报告题目：Intermittency for hyperbolic Anderson models with time-independent Gaussian noise

报告时间：2025年1月15日上午10：00

报告地点：南湖校区老图书馆四楼会议室

主办单位：数学与统计学院/科研处

报告人：陈夏

报告人简介：陈夏，美国田纳西大学数学系教授，国家级专家，主要研究方向为概率论及其相关领域，在大偏差理论与交叉局部时和抛物Anderson模型方面，取得了很多创新成果，在顶级杂志期刊（如 The Annals of Probability ，Annales de l'Institut Henri Poincare等）上发表过多篇论文，出版过专著《Random walk intersections》，获得了Simons基金、国家“计划”专家配套基金等资助和奖金，在2008年被评为国际数理统计协会（IMS）的会员，多次担任美国国家自然基金评审委员，多次应邀在国际会议做报告。

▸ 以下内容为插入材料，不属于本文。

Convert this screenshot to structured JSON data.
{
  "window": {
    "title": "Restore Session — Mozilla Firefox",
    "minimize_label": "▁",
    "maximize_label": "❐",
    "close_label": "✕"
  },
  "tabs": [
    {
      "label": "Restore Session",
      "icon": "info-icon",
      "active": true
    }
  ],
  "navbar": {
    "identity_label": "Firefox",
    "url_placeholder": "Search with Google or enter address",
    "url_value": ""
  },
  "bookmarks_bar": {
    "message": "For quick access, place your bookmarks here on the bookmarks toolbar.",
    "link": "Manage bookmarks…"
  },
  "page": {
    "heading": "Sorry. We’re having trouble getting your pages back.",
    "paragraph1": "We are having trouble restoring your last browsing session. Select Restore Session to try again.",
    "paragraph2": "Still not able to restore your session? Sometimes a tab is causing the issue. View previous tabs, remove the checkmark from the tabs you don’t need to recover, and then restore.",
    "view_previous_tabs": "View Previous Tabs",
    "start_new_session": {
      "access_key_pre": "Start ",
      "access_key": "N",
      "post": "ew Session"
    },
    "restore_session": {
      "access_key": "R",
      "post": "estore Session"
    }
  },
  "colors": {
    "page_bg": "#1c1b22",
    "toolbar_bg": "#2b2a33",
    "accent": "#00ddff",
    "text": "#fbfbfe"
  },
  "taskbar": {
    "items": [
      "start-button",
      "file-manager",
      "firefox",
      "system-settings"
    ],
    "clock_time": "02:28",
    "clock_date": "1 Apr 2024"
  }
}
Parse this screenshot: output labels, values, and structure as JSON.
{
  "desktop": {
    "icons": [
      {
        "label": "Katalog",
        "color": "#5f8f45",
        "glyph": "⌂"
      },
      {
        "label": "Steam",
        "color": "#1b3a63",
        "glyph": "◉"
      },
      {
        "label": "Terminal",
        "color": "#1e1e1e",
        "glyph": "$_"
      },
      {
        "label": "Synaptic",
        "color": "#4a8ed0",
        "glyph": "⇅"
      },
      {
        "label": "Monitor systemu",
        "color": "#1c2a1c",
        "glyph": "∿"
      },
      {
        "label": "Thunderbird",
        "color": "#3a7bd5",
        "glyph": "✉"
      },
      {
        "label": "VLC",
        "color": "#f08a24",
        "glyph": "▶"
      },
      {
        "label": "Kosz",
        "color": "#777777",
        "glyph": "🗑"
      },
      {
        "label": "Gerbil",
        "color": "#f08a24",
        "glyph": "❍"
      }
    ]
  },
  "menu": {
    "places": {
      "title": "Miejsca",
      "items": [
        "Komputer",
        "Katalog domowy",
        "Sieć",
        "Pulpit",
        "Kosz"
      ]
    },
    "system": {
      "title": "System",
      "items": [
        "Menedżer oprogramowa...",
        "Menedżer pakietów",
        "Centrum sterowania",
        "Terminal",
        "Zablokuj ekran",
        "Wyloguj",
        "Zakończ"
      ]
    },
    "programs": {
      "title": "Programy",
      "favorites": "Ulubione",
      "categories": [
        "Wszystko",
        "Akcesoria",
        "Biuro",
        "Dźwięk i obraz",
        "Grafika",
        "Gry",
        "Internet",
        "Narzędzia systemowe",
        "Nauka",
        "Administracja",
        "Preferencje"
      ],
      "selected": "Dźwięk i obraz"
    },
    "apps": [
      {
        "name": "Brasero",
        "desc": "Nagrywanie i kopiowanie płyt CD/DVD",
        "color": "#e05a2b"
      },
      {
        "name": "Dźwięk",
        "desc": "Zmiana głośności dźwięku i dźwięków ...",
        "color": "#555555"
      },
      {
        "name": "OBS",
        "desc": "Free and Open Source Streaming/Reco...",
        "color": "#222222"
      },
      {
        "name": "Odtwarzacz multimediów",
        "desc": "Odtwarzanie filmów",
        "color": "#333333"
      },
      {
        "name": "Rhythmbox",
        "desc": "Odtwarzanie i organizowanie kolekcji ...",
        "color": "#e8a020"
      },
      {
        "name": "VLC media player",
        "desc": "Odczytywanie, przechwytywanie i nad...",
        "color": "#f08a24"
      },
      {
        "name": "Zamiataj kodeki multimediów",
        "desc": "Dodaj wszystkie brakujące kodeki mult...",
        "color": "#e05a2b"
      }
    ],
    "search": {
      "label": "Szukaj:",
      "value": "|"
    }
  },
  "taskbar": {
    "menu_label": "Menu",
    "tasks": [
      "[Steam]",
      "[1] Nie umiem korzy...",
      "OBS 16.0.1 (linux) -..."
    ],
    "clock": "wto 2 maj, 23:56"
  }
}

摘要：Intuitively, inttermittency refers to a state of the system with random noise in which the high peak is rare but real. In mathematics, it can be described in terms of moment asymptotics of the system.

Compared to the parabolic Anderson equation, the inttermittency for hyperbolic Anderson equation is much harder and less investigated due to absence of Feynman-Kac formula that links the parabolic Anderson equation to Brownian motions. I will report some recent progress in the regimes of Stratonovich. In particular, I will show how the large deviation technique is combined with Laplace-Fourier transforms and Malliavin calculus to achieve the precise moment asymptotics.

The talk is based on part of a collaborating work joint with Hu, Y. Z. and has been accepted by Ann. Probab.